J’ai poursuivi ma route, dépassé les premières touffes d’herbes chétives. Il n’y avait pas mieux. Assise sur un roché dénudé, atrocement minéral, j’ai regardé le jour. Brûlés de lumière, mes yeux trop longtemps privés de clarté naturelle débordaient de larmes, se changeaient en poissons au fond d’un aquarium. J’avais oublié que le jour n’avait pas de couleur. Transparence enivrante. Que la vue du lointain embrassant l’horizon ouvrait en grand le cœur. Que se sentir vivante du dedans donnait envie de hurler sa joie, de danser. Je n’ai pas osé briser le silence.

Un danger arrivait. Je me suis retournée. A l’horizon, un point noir grossissait dans le ciel. Depuis mon bocal ambué, je le distinguais mal. Le nuage toxivore approchait. Un bruissement mécanique s’empara du silence, enfla, assourdissant, grouillant, aspirant toutes mes perceptions, dominant toute la terre bien qu’a plusieurs mètres du sol. Puis l’apocalypse s’éloigna. L’essaim infernal volait vers sa proie. Parvenu au dessus de la ville, l’armada grignota ses premières fumées nocives. Fascinée, j’observais le festin magique semblant délivrer Tours d’un sombre maléfice.

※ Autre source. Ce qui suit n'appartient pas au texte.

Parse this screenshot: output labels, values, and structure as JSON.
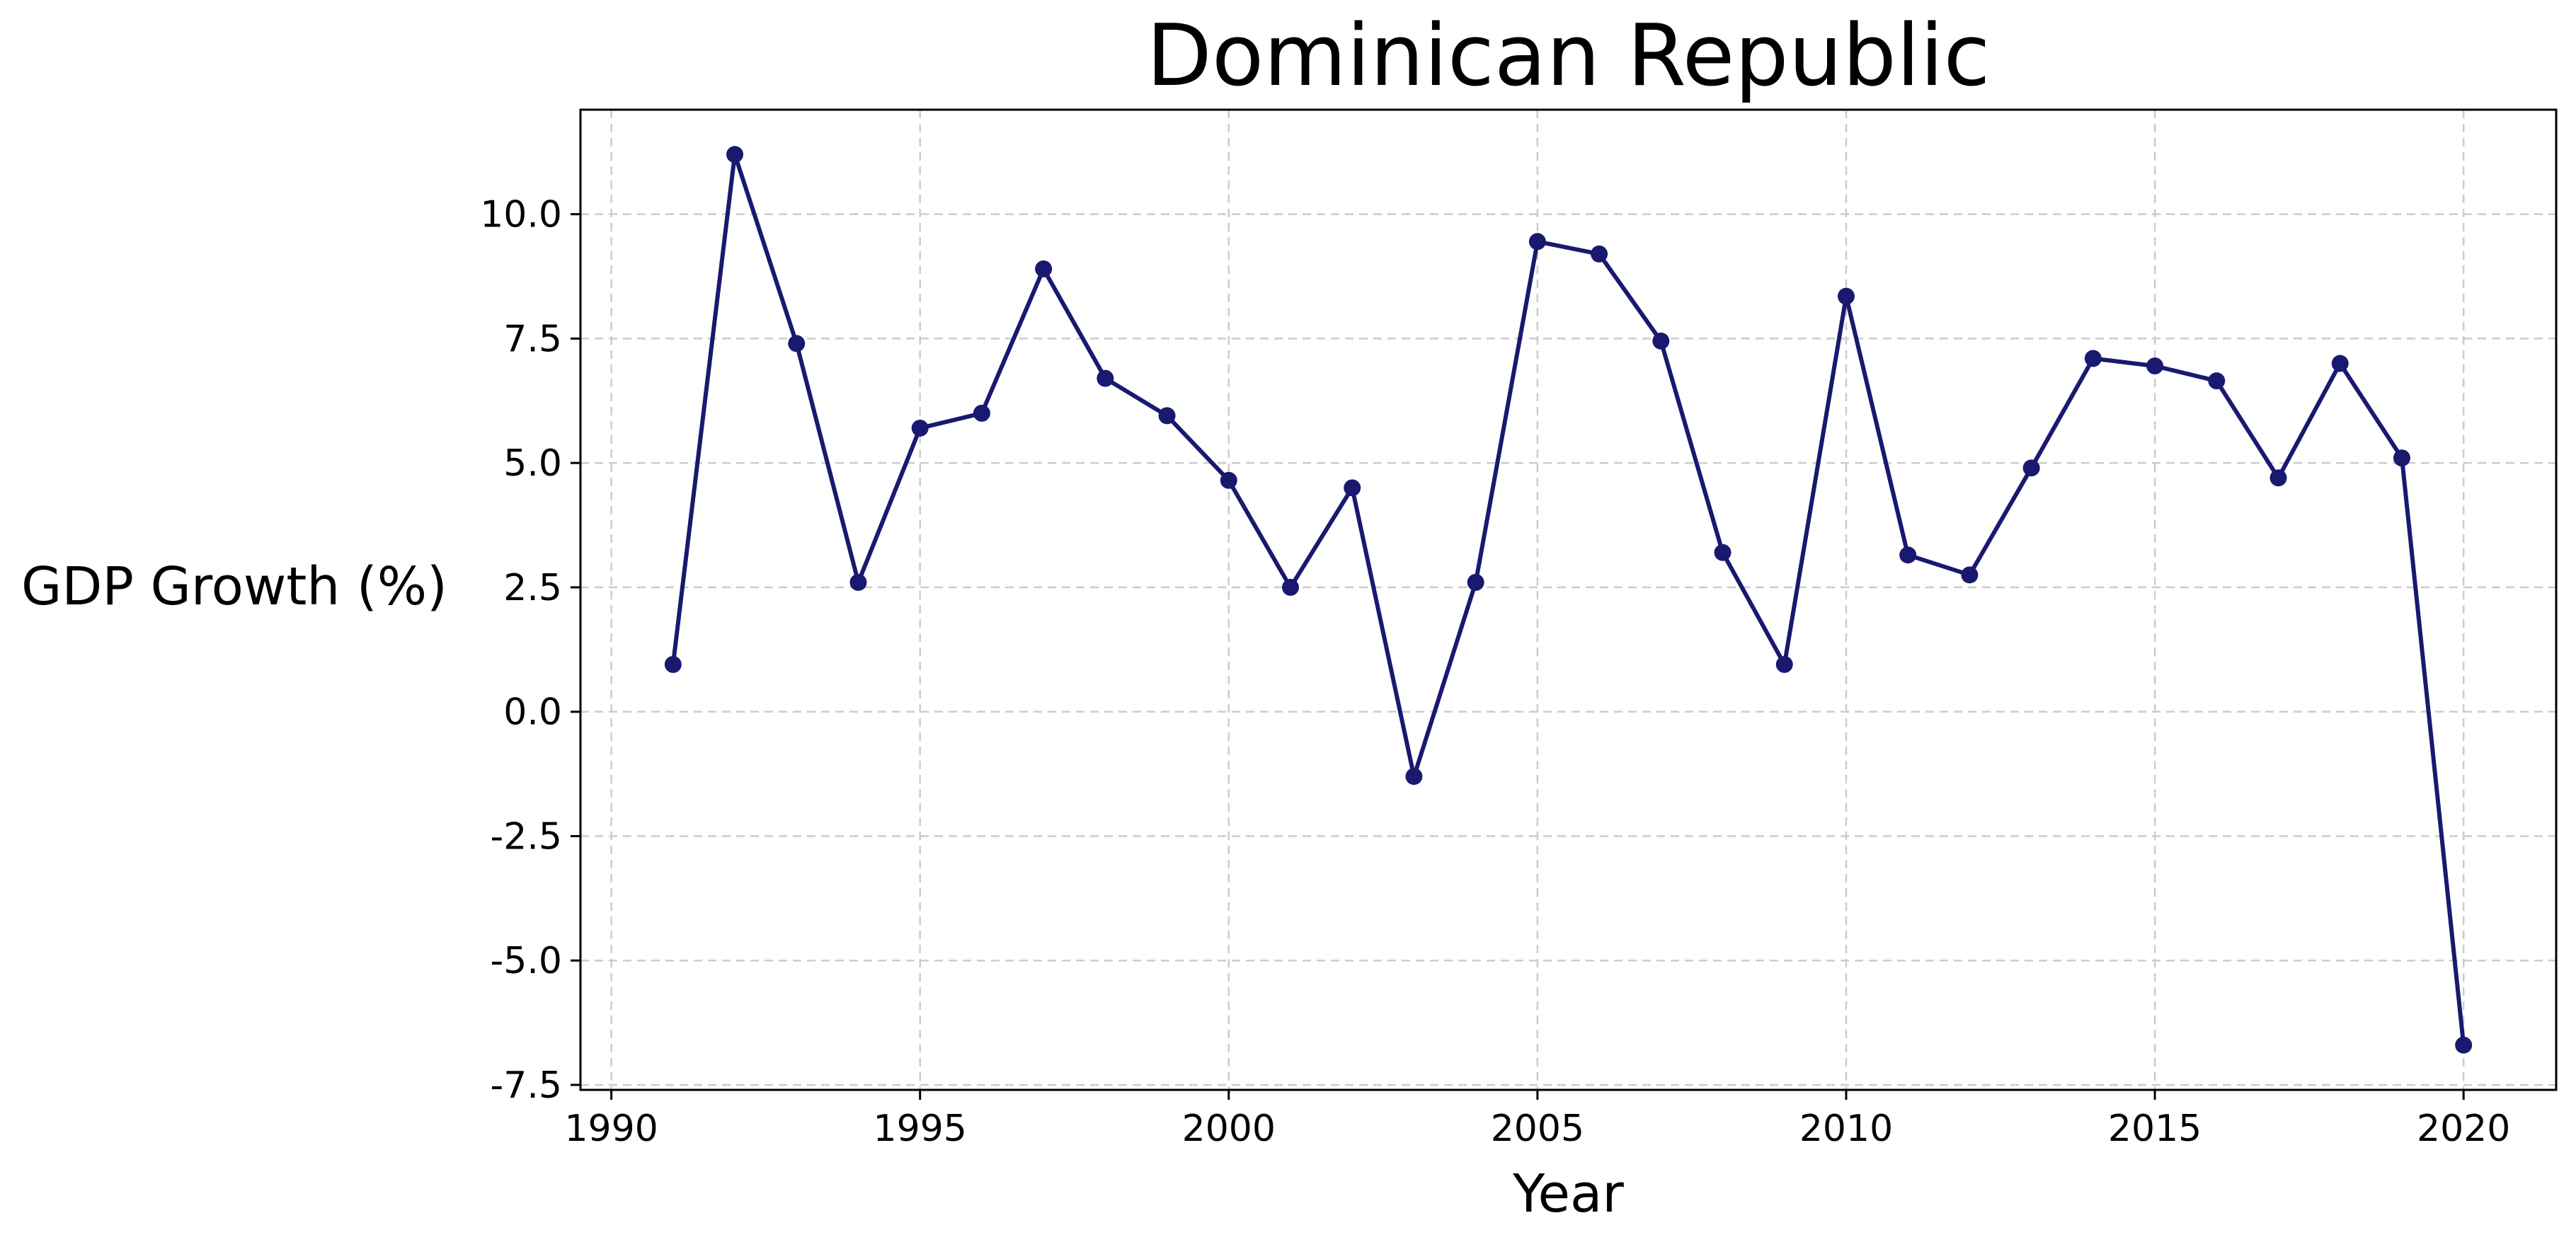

Je réalisais que tout mon corps tremblait. Les soubresauts s’estompèrent lentement, je devins molle. Le soleil taquin me chatouillait la nuque. Blanche comme une larve enfermée sous terre depuis de longues années, je me rappelai que le doux picoti rosirait en atroce brûlure. Je devais me protéger, me reposer. Avisant un terre-plein à l’inclinaison parfaite, je quittais ma veste, la roulais en boule pour soutenir ma nuque et m’allongeais épuisée mais sereine. Je me redressai pour retirer le masque qui dérobait en partie le spectacle, le magma se résorbant progressivement. La nuée libératrice mangeait le désespoir. J’accueilli ce futur exaltant en ouvrant tout mon être, inspirant le bonheur, l’envie de vivre enfin, les miasmes d’une campagne toujours contaminée. Le soleil continuait son chemin s’en allant vers la ville. Si lointaine, scintillante, s’extrayant doucement de son dôme morbide. Apaisée, j’entrevis sa beauté avant de commencer à tousser.